N°19 du 10 novembre

 J’emprunte cette expression à Rivon Krygier, rabbin engagé dans le dialogue judéo-chrétien, répondant à un journaliste de la Croix tout récemment. La Shoah est toujours traumatisante dans notre mémoire, comme cette chose impensable et presqu’inexplicable : pourquoi ? Le mal est toujours cette chose excessive, cette deshumanisation qui, d’un seul coup ou plus subrepticement dilué dans nos veines à la manière d’un poison mortel, veut anéantir l’espérance, et avec cela, faire douter radicalement de la paix.

Dans la pensée juive, que nous ne voulons surtout pas abandonner, il ne s’agit pas tant de trouver des explications, que de chercher et demeurer dans un dialogue renaissant avec Dieu et nos frères en humanité. Rivon Krygier vit cette expérience lumineuse, transmise par un ancien : « nous lisons la Bible pour résoudre l’équation de fraternité. »

Le défi de la fraternité n’est pas une idée vague que l’on brandit quand on n’a plus rien d’autre à entendre ou à penser, il est cette épée tranchante dont parle l’Écriture, qui va jusqu’à toucher nos jointures les plus secrètes. La Parole vivante, la Thora, se livre à nous pour nous interroger et nous pousser à toujours exister, à toujours nous risquer à un exode, à un chemin de « sortie hors de soi ».

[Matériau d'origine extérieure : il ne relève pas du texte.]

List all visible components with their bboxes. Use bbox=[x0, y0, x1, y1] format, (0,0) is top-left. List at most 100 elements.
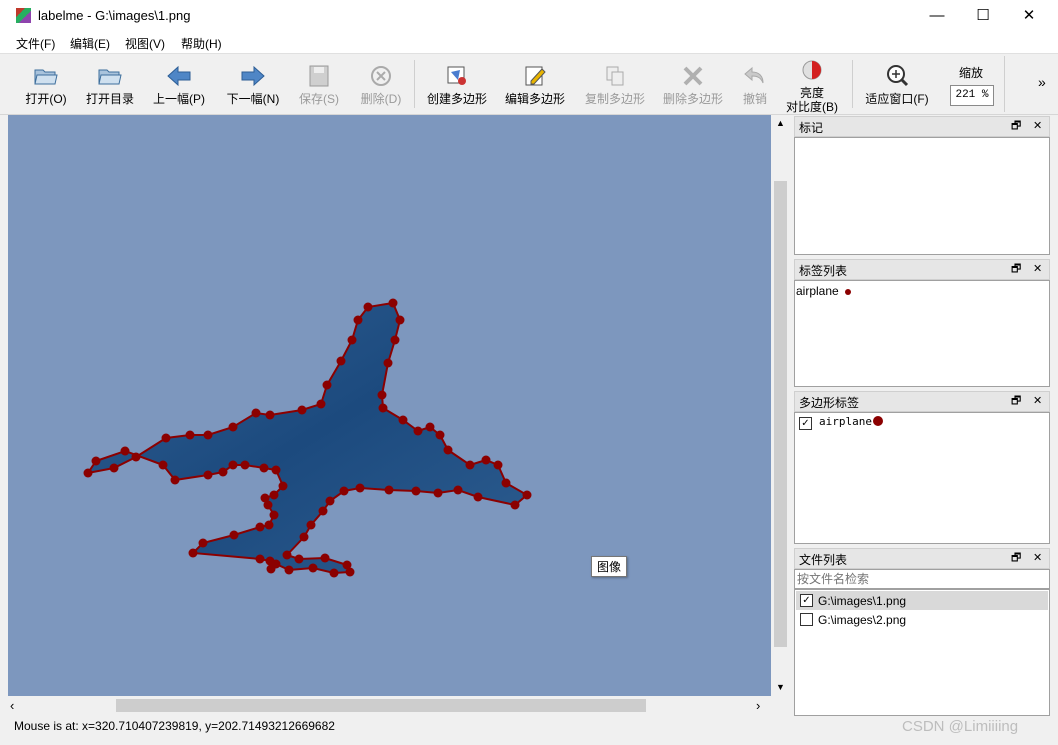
polygon-labels-list[interactable]: ✓ airplane bbox=[794, 412, 1050, 544]
vertical-scrollbar[interactable]: ▲ ▼ bbox=[772, 115, 789, 696]
polygon-vertex[interactable] bbox=[255, 522, 265, 532]
maximize-button[interactable]: ☐ bbox=[960, 0, 1006, 31]
float-dock-icon[interactable]: 🗗 bbox=[1011, 549, 1021, 568]
polygon-vertex[interactable] bbox=[158, 460, 168, 470]
polygon-vertex[interactable] bbox=[390, 335, 400, 345]
polygon-vertex[interactable] bbox=[522, 490, 532, 500]
polygon-vertex[interactable] bbox=[501, 478, 511, 488]
file-list[interactable]: ✓ G:\images\1.png G:\images\2.png bbox=[794, 589, 1050, 716]
polygon-vertex[interactable] bbox=[265, 556, 275, 566]
float-dock-icon[interactable]: 🗗 bbox=[1011, 392, 1021, 411]
list-item[interactable]: ✓ G:\images\1.png bbox=[796, 591, 1048, 610]
menu-edit[interactable]: 编辑(E) bbox=[70, 35, 110, 52]
polygon-vertex[interactable] bbox=[109, 463, 119, 473]
polygon-vertex[interactable] bbox=[318, 506, 328, 516]
minimize-button[interactable]: — bbox=[914, 0, 960, 31]
save-button[interactable]: 保存(S) bbox=[292, 54, 346, 114]
polygon-vertex[interactable] bbox=[378, 403, 388, 413]
polygon-vertex[interactable] bbox=[228, 460, 238, 470]
polygon-vertex[interactable] bbox=[266, 564, 276, 574]
next-image-button[interactable]: 下一幅(N) bbox=[220, 54, 286, 114]
polygon-vertex[interactable] bbox=[188, 548, 198, 558]
polygon-vertex[interactable] bbox=[278, 481, 288, 491]
delete-polygon-button[interactable]: 删除多边形 bbox=[658, 54, 728, 114]
file-checkbox[interactable] bbox=[800, 613, 813, 626]
polygon-vertex[interactable] bbox=[240, 460, 250, 470]
polygon-vertex[interactable] bbox=[264, 520, 274, 530]
fit-window-button[interactable]: 适应窗口(F) bbox=[860, 54, 934, 114]
vertical-scroll-thumb[interactable] bbox=[774, 181, 787, 647]
polygon-vertex[interactable] bbox=[299, 532, 309, 542]
polygon-vertex[interactable] bbox=[336, 356, 346, 366]
prev-image-button[interactable]: 上一幅(P) bbox=[146, 54, 212, 114]
delete-file-button[interactable]: 删除(D) bbox=[354, 54, 408, 114]
edit-polygon-button[interactable]: 编辑多边形 bbox=[500, 54, 570, 114]
toolbar-overflow-button[interactable]: » bbox=[1038, 74, 1046, 90]
polygon-vertex[interactable] bbox=[435, 430, 445, 440]
close-dock-icon[interactable]: ✕ bbox=[1033, 549, 1042, 568]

Cette chose horrible, cruelle, inhumaine, qu’est la guerre, cette chose tout aussi horrible, cruelle et inhumaine qu’est la mainmise sur la conscience et sur la beauté d’une personne humaine et d’un peuple, cette chose ignoble, qui l’arrachera et la jettera hors du monde, pour toujours ? Qui nous fera entrer dans la paix et la fraternité, qui nous donnera d’avancer dans le dialogue et non plus les uns se méfiant des autres ? Qui nous fera sortir du traumatisme ?

Quand nous écoutons humblement, quand nous voulons un partage sincère avec les autres, la foi est cette lumière vivante qui éclaire le chemin, matin après matin. Quand nous écoutons l’écho de la Parole d’un Dieu unique et sauveur se révélant dans la chair des hommes, advient cette autre chose que l’on n’attendait presque plus, tant l’accablement était pesant : le traumatisme n’est plus un lieu définitif de mort, il devient passage de vie inimaginable, grâce à un regard qui réconcilie.

Le Christ porte sur nous le regard, mieux encore, il est notre vie et notre réconciliation. En sa chair crucifiée, il a détruit ce qui nous opposait et qui avait tari tout dialogue ; en sa chair crucifiée, il a semé un germe de communion. Ce germe s’appelle l’humilité. Et quoi de plus humble qu’une parole humaine fragile qui cherche à sortir au jour, sans autre vecteur que l’amour ? Quoi de plus humble qu’un grain de blé jeté en terre avec espérance ? L’humilité, disait un ancien, est la source de la paix, et des fleuves d’apaisement en découlent.